Hi all,
I'm currently seeing a behavior I don't understand using MaxNodesPerUser in
a QoS setting.
The sacctmgr(1) documentation states:
SPECIFICATIONS FOR QOS
[...]
MaxNodesPerUser
Maximum number of nodes each user is able to use.

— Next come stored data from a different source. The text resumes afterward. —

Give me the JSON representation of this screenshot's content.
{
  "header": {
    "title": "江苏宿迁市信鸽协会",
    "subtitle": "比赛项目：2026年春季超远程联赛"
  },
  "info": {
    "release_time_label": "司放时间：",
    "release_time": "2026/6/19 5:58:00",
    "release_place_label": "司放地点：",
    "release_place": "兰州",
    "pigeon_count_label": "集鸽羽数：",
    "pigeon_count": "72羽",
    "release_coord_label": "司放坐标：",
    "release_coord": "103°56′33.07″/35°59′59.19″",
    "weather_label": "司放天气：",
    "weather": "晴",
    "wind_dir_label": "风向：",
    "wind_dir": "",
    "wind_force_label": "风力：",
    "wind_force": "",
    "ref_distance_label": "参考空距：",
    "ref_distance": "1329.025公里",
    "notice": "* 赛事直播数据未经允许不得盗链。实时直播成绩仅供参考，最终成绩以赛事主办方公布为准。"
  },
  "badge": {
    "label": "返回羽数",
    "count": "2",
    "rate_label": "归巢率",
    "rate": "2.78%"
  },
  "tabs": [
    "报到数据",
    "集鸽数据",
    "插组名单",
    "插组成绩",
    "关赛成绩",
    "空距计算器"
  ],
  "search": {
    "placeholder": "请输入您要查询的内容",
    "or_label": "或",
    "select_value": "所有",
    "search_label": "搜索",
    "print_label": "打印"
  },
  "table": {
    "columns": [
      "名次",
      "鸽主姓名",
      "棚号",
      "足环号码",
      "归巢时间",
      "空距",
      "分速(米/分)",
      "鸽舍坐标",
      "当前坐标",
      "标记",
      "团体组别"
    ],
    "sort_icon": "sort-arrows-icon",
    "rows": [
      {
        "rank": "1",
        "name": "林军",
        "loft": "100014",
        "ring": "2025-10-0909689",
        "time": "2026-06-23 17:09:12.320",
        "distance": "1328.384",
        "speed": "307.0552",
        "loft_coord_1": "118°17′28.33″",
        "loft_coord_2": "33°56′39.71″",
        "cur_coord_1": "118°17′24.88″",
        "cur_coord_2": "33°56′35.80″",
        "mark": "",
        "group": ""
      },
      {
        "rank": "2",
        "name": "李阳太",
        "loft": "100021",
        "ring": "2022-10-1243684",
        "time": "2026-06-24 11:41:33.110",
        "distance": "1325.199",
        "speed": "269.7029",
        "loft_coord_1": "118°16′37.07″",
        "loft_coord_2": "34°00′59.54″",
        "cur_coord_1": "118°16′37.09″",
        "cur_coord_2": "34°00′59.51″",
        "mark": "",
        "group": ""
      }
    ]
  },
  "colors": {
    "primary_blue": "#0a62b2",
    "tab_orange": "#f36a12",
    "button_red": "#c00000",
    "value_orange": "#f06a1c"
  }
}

I'm using the following QOS:
# sacctmgr list qos test
format=name,maxcpusperuser,maxjobsperuser,maxnodesperuser
Name MaxCPUsPU MaxJobsPU MaxNodesPU
---------- --------- --------- ----------
test 12 3 2
I submit a bunch of 1-CPU jobs, and a I find out that only 2 jobs can run
at the same time:
$ for i in {1..4}; do sbatch --qos test -p test -n 1 --wrap="sleep 200";
done
Submitted batch job 1516
Submitted batch job 1517
Submitted batch job 1518
Submitted batch job 1519
$ squeue -o "%.5i %.9P %.8j %.8u %.8T %.10M %.9l %.6D %.6C %R" -u kilian
JOBID PARTITION NAME USER STATE TIME TIMELIMIT NODES
CPUS NODELIST(REASON)
1518 test sbatch kilian PENDING 0:00 UNLIMITED 1
1 (QOSResourceLimit)
1519 test sbatch kilian PENDING 0:00 UNLIMITED 1
1 (QOSResourceLimit)
1517 test sbatch kilian RUNNING 1:20 UNLIMITED 1
1 sh-5-33
1516 test sbatch kilian RUNNING 1:22 UNLIMITED 1
1 sh-5-33
The 2 running jobs actually use the same 16-CPUs node, so I would expect 1
more job to start before hitting the MaxJobsPU=3 limit.
It looks to me like MaxNodesPU acts on the number of CPUs a user is using,
rather than on the number of nodes.
Is there anything I'm missing?
Thanks,
--
Kilian